Great Plains Studies, Center for


Date of this Version

Summer 2000


Great Plains Quarterly Vol. 20, No. 3, Summer 2000, pp. 241.


Copyright 2000 by the Center for Great Plains Studies, University of Nebraska-Lincoln


An exhibition of nineteenth-century landscape art from the United States and Australia (the latter a British colony until federation in 1901) is such an excellent idea one wonders why it has not been done before. Such an ambitious and challenging project, however, has some inherent dangers in collapsing historical differences for the sake of presentation. Assessing cultural productions must take into account distinct histories in these two "settler countries," especially in the creation of their respective national identities-as Lyn Spillman has already demonstrated in her excellent Nation and Commemoration: Creating National Identities in the United States and Australia (1997).

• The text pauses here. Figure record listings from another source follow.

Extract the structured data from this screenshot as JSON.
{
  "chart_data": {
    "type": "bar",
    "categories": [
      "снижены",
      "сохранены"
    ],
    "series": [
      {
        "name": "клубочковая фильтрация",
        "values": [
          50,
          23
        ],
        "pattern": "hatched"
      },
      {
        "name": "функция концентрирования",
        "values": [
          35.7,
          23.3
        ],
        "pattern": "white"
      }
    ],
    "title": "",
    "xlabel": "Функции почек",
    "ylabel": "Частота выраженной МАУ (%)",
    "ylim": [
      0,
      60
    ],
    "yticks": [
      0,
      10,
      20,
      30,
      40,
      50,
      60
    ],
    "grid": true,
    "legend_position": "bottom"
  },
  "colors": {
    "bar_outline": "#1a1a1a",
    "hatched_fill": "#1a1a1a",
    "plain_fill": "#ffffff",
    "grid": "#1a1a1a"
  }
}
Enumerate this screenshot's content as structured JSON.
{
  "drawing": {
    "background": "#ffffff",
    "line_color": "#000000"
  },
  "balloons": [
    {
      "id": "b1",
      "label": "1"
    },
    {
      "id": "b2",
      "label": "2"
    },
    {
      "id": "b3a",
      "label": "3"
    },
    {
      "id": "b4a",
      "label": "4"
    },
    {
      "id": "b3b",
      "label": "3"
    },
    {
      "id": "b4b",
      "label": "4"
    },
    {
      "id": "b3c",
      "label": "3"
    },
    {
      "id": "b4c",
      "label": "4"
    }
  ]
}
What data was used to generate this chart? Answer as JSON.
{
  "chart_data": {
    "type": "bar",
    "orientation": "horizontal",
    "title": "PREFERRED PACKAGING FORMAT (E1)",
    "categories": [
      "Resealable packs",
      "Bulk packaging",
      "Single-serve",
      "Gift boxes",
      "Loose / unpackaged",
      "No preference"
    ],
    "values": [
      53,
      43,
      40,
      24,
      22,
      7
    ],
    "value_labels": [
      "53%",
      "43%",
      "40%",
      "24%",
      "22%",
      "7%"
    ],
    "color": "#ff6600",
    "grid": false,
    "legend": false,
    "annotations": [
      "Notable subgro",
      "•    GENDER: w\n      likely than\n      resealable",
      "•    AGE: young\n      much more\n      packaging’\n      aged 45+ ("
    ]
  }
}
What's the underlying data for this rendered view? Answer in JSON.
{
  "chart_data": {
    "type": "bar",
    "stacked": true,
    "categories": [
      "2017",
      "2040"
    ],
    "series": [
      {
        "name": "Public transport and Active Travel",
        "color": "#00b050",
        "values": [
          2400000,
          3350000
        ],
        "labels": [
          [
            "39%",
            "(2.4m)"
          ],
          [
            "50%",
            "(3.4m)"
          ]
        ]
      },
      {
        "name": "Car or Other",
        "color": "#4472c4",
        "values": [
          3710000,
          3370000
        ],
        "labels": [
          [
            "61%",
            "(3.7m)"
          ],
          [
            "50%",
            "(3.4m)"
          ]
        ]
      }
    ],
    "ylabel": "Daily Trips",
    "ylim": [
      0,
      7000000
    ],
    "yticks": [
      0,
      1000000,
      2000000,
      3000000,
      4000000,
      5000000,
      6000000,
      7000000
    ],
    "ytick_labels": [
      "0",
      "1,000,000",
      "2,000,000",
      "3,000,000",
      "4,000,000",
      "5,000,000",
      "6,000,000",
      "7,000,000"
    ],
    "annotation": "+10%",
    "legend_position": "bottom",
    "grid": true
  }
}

New Worlds from Old functions as both a catalogue for the exhibition and a resource guide with heavily referenced texts for each of the one hundred twenty-three paintings displayed, along with biographies of the twentythree Australian and thirty-seven US artists. The five thematic groupings that frame the exhibition are discussed in three interpretive essays. Elizabeth Johns's, the most engaging and perceptive of them, draws on current landscape scholarship from both countries. Landscape painting was practiced in the nineteenth century by artists in Australia and the US to serve as a representation of the tourist experience, a record for expedition and scientific study, an image of a physical and psychological retreat, and, finally, as a metaphor of the distance between urban society and nature at the century's end. The essay on Australian landscape painting by Andrew Sayers of the National Gallery of Australia provides excellent, well-documented insights into how culture was produced, exhibited, and understood within the nineteenth-century Australian context. He also treats the representation of Aboriginal people in a section aptly entitled "A Landscape of Dispossession," which highlights what is absent as well as present in the exhibition as a whole. The essay on landscape painting in the United States by Elizabeth Kornhauser of the Wadsworth Atheneum follows so closely the structure of the thematic exhibition titles that it seems to reiterate the catalogue information instead of providing an interpretive reading of the subject. Placing the art of these two countries side by side should be seen not as a finished statement, but the first phase of a much larger project, the beginning of a new dialogue for cultural historians of both countries.